Australian cricket umpire (died 1931)

Thomas Flynn (c. 1849 – 21 April 1931) was an Australian cricket umpire who officiated four Test matches involving the Australian cricket team in the later part of the 19th century.

==Umpiring career==
Flynn made his Test match debut in the game between Australia and England that took place in Melbourne from 1 January 1892; his umpiring colleague for the match was Jim Phillips. His last Test match, also with Phillips, was in Melbourne on 1 March 1895.

Flynn's appointment to the two Melbourne Cricket Ground Tests in the 1894–95 season proved uncontroversial. In between the two matches he was also nominated to umpire the fourth Test of the series at Sydney, alongside Phillips; the match followed the New South Wales game against Victoria, and Flynn was Victoria's regular umpire in first-class matches between 1891 and 1895. Although he had umpired the New South Wales v Victoria matches at Sydney in the four preceding seasons and had umpired a Test there in 1892, Flynn was refused permission to travel to Sydney by his employer in Melbourne, the Fitzroy Cricket Club, for whom he was the groundsman. The refusal provoked a walk-out by the players at the Fitzroy club as well as seeing editorials written in newspapers. The Sportsman wrote: "We have few enough good umpires, and ... Flynn is in the first flight... He was wanted in Sydney and should have been allowed to proceed there." Flynn did not dispute the Fitzroy club's ruling and did not travel to Sydney, but the club dismissed him anyway, which occasioned further newspaper disapproval.
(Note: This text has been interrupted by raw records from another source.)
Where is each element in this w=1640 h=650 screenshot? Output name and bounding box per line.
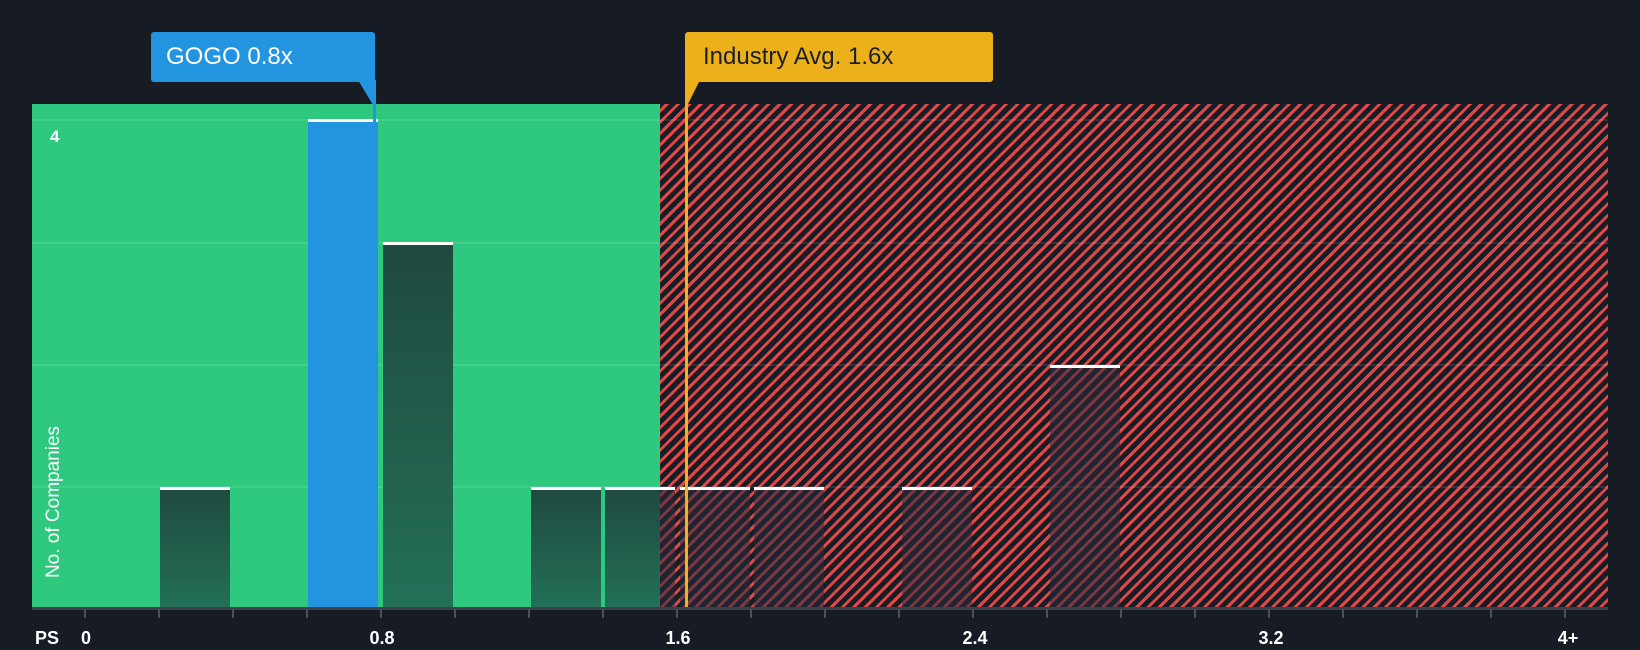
x-tick — [380, 609, 382, 618]
x-tick — [750, 609, 752, 618]
x-tick — [1564, 609, 1566, 618]
gridline-2 — [32, 364, 1608, 366]
x-label-2.4: 2.4 — [962, 628, 988, 648]
bar-1.4-1.6-overlap — [660, 487, 675, 609]
x-tick — [232, 609, 234, 618]
bar-0.2-0.4[interactable] — [160, 487, 230, 609]
x-tick — [1120, 609, 1122, 618]
bar-cap — [660, 487, 675, 490]
plot-area — [32, 104, 1608, 609]
x-tick — [528, 609, 530, 618]
x-tick — [454, 609, 456, 618]
x-label-0.8: 0.8 — [369, 628, 395, 648]
bar-1.6-1.8[interactable] — [680, 487, 750, 609]
x-tick — [602, 609, 604, 618]
y-label-4: 4 — [50, 127, 60, 146]
bar-1.8-2.0[interactable] — [754, 487, 824, 609]
bar-2.2-2.4[interactable] — [902, 487, 972, 609]
x-tick — [1194, 609, 1196, 618]
bar-cap — [754, 487, 824, 490]
gridline-3 — [32, 242, 1608, 244]
x-label-3.2: 3.2 — [1258, 628, 1284, 648]
x-tick — [1268, 609, 1270, 618]
bar-0.8-1.0[interactable] — [383, 242, 453, 609]
x-tick — [898, 609, 900, 618]
x-tick — [1490, 609, 1492, 618]
bar-cap — [902, 487, 972, 490]
bar-cap — [308, 119, 378, 122]
x-tick — [158, 609, 160, 618]
overvalued-zone — [660, 104, 1608, 609]
bar-cap — [680, 487, 750, 490]
industry-average-callout: Industry Avg. 1.6x — [685, 32, 993, 82]
x-tick — [676, 609, 678, 618]
x-axis-title: PS — [35, 628, 60, 648]
gridline-4 — [32, 119, 1608, 121]
x-axis-line — [32, 607, 1608, 610]
bar-cap — [160, 487, 230, 490]
x-label-4plus: 4+ — [1557, 628, 1579, 648]
x-tick — [1342, 609, 1344, 618]
x-tick — [306, 609, 308, 618]
company-callout: GOGO 0.8x — [151, 32, 375, 82]
bar-0.6-0.8-company[interactable] — [308, 119, 378, 609]
x-tick — [1416, 609, 1418, 618]
industry-average-line — [685, 104, 688, 609]
bar-cap — [531, 487, 601, 490]
bar-1.2-1.4[interactable] — [531, 487, 601, 609]
bar-2.6-2.8[interactable] — [1050, 365, 1120, 609]
x-label-0: 0 — [80, 628, 92, 648]
bar-cap — [1050, 365, 1120, 368]
bar-cap — [383, 242, 453, 245]
x-tick — [1046, 609, 1048, 618]
x-tick — [84, 609, 86, 618]
bar-cap — [605, 487, 660, 490]
x-tick — [972, 609, 974, 618]
y-axis-title: No. of Companies — [43, 425, 64, 579]
x-label-1.6: 1.6 — [665, 628, 691, 648]
x-tick — [824, 609, 826, 618]
bar-1.4-1.6[interactable] — [605, 487, 660, 609]
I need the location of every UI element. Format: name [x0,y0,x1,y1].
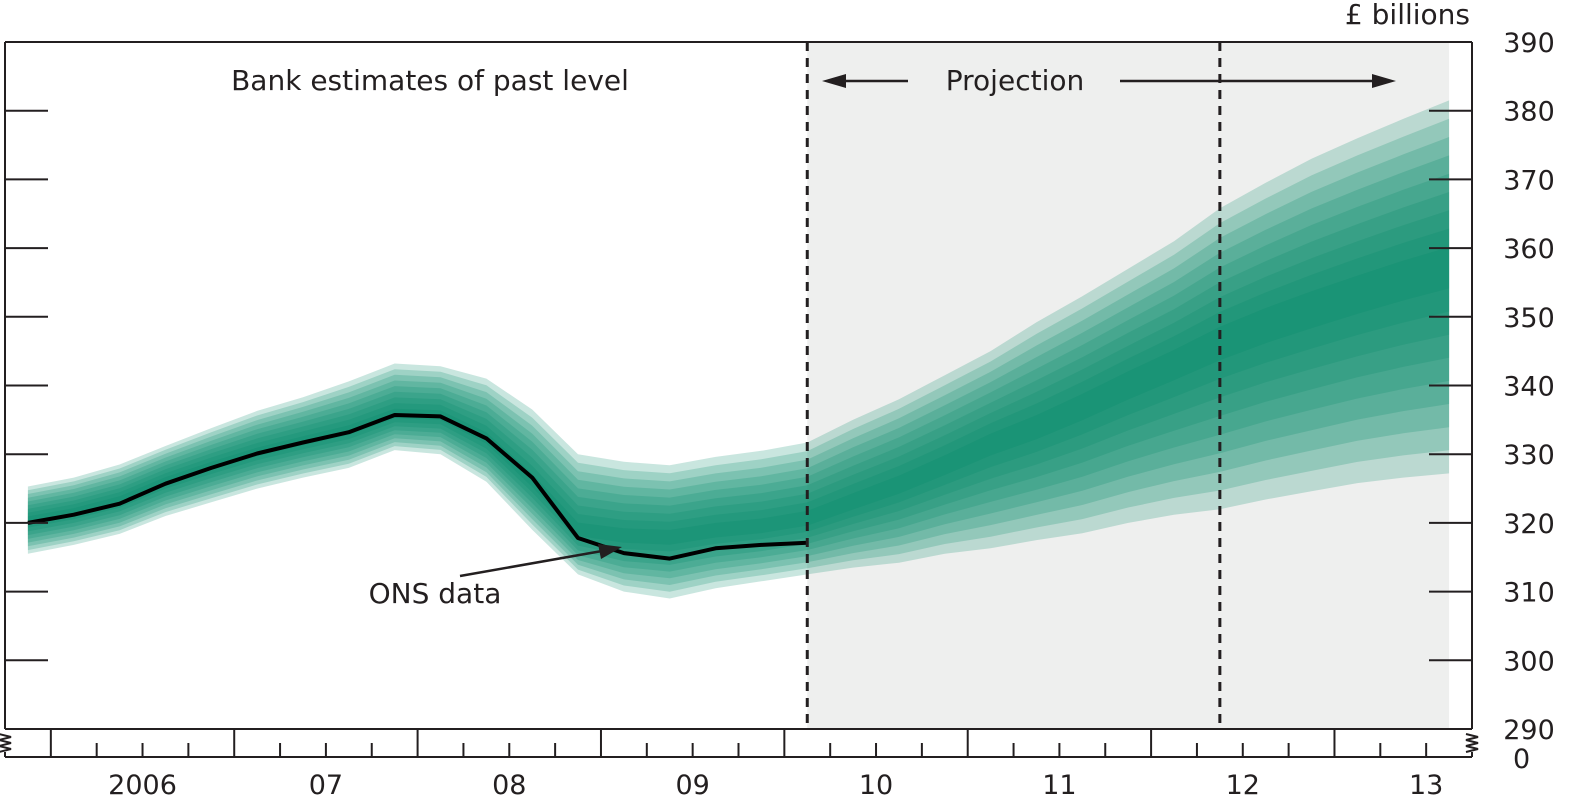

After standing in the Melbourne Test match, Flynn was reported to have been appointed as a groundsman at the East Melbourne Cricket Club; later in 1895, there was a report of him taking the same role at the WACA ground at Perth; but by the end of the year he had left cricket and taken up the running of a hotel in Charters Towers, Queensland, a goldmining boom town at the time.

==Later life and death==

At the time of his death in Charters Towers, Queensland in 1931, he was reported to have been the manager of a meat works.